Misr International University, Cairo, Egypt Cairo University, Cairo, Egypt

Posters & Accepted Abstracts: J Pharmacol Pharmacother

DOI: 10.21767/2393-8862-C1-003

Abstract

The experimental design was applied for studying and optimizing the different variables affecting the native fluorescence intensity of moxifloxacin using spectrofluorimetric method. The method was divided into two phases. The first phase is a pilot stage; a full factorial design was used in order to screen four independent factors and the interaction between them: temperature (°C) X1, degassing time using the ultrasonicator (min) X2, pH X3 and phosphate buffer concentration (mM) X4. And the interaction between ((X1, X2), (X1, X3), (X1, X4), (X2, X3), (X2, X4), and (X3, X4)). From the four factors only temperature (°C) and pH were identified as significant using analysis of variance. The aim of the second phase is to optimize the method’s performance using central composite face-centered design (CCF).

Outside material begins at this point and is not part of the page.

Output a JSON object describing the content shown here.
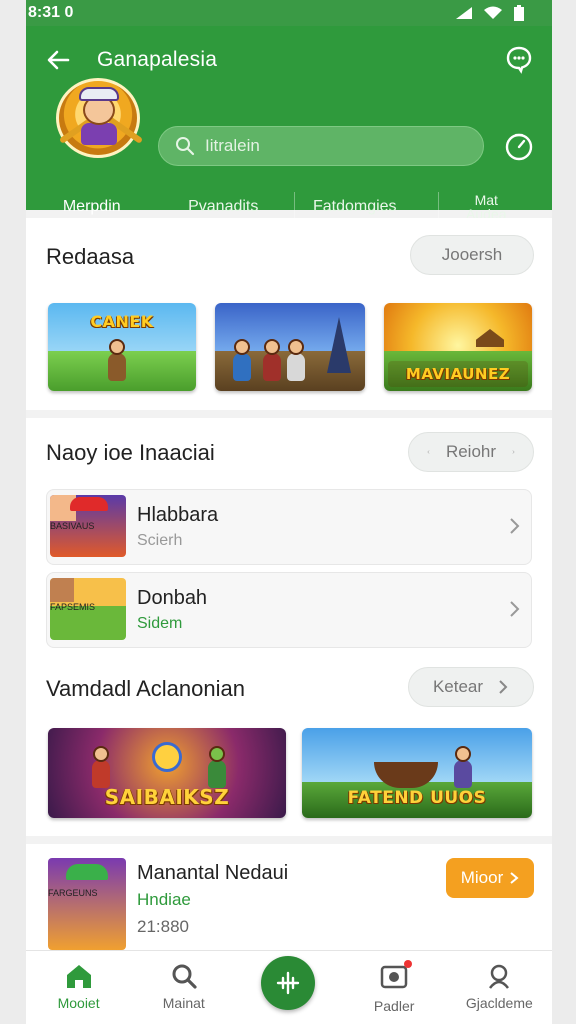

It was found that the optimum conditions of temperature and pH were 7.4°C and 9.7, respectively. Linearity was observed over the range of 5-40 ng/mL and the detection limit was 0.9 ng/mL. The optimized method was successfully validated according to the International Conference on Harmonization (ICH) guidelines. Placket-Burman design was used for method robustness. The method was successfully implemented for the determination of the commercial tablets with a recovery of 99.64% and a relative standard deviation of 1.33 %.